A meditation on anti-doping and corruption gave way to Azarenka’s broader wishlist of what she’d change in the sport. A pro for over two decades and a mom to eight-year-old son Leo, she took a blue-sky approach in the mixed zone and outlined everything from prize money to scheduling to marketing the sport and its players.
“My concern is less for me and more for younger players because it’s going to be a lot harder for them to have a career as long as I’ve had, to play 20-plus years on tour,” she said, taking a stand against the influx of two-week 1000-level tournaments and best-of-five-set scoring. “From that end, I also think there should also be a conversation about how differently the balls have changed and evolved over the years, surfaces as well.
“When it comes to scheduling, we need more predictability to sell product for players to prepare, for fans to watch and business to distribute,” she added.
“I just want to see our sport grow, honestly.

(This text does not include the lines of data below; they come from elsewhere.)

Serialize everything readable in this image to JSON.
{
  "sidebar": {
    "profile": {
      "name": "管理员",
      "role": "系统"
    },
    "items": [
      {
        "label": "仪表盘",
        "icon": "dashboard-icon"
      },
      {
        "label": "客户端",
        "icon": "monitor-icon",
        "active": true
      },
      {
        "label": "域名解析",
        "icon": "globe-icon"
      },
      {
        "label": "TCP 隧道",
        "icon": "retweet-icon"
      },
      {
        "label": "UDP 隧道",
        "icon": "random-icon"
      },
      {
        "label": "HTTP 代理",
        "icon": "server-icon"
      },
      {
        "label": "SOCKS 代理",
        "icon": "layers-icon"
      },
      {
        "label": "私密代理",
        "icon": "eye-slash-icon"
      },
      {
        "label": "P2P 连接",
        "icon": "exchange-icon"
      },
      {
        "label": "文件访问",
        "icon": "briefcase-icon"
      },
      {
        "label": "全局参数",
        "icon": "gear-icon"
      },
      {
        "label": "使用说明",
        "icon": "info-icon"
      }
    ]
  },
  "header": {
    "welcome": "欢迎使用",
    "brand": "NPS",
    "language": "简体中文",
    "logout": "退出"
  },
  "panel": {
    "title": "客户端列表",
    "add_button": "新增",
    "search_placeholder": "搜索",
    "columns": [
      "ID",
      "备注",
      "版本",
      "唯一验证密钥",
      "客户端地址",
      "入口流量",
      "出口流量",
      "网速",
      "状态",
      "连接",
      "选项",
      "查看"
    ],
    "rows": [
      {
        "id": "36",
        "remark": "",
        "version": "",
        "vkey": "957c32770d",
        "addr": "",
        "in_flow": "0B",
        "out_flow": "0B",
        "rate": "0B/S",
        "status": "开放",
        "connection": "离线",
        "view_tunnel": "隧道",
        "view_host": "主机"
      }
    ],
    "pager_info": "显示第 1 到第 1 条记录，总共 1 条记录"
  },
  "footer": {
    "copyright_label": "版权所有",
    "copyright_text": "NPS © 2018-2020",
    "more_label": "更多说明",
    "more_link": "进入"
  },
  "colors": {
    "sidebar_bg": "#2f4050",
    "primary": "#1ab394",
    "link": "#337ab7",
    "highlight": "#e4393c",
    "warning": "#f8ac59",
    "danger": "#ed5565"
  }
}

I really want our sport to do well. This sport gave me so much in my life, and I want to see it grow, become bigger, keep being a dominant sport for women. There’s a lot of sports coming up and giving us competition. We need to keep making those strides forward too.”
With only 15 minutes on the mic, Azarenka was forced to table numerous other issues, but could make a return appearance at the pulpit should she win her second round against No. 26 seed Magdalena Freçh.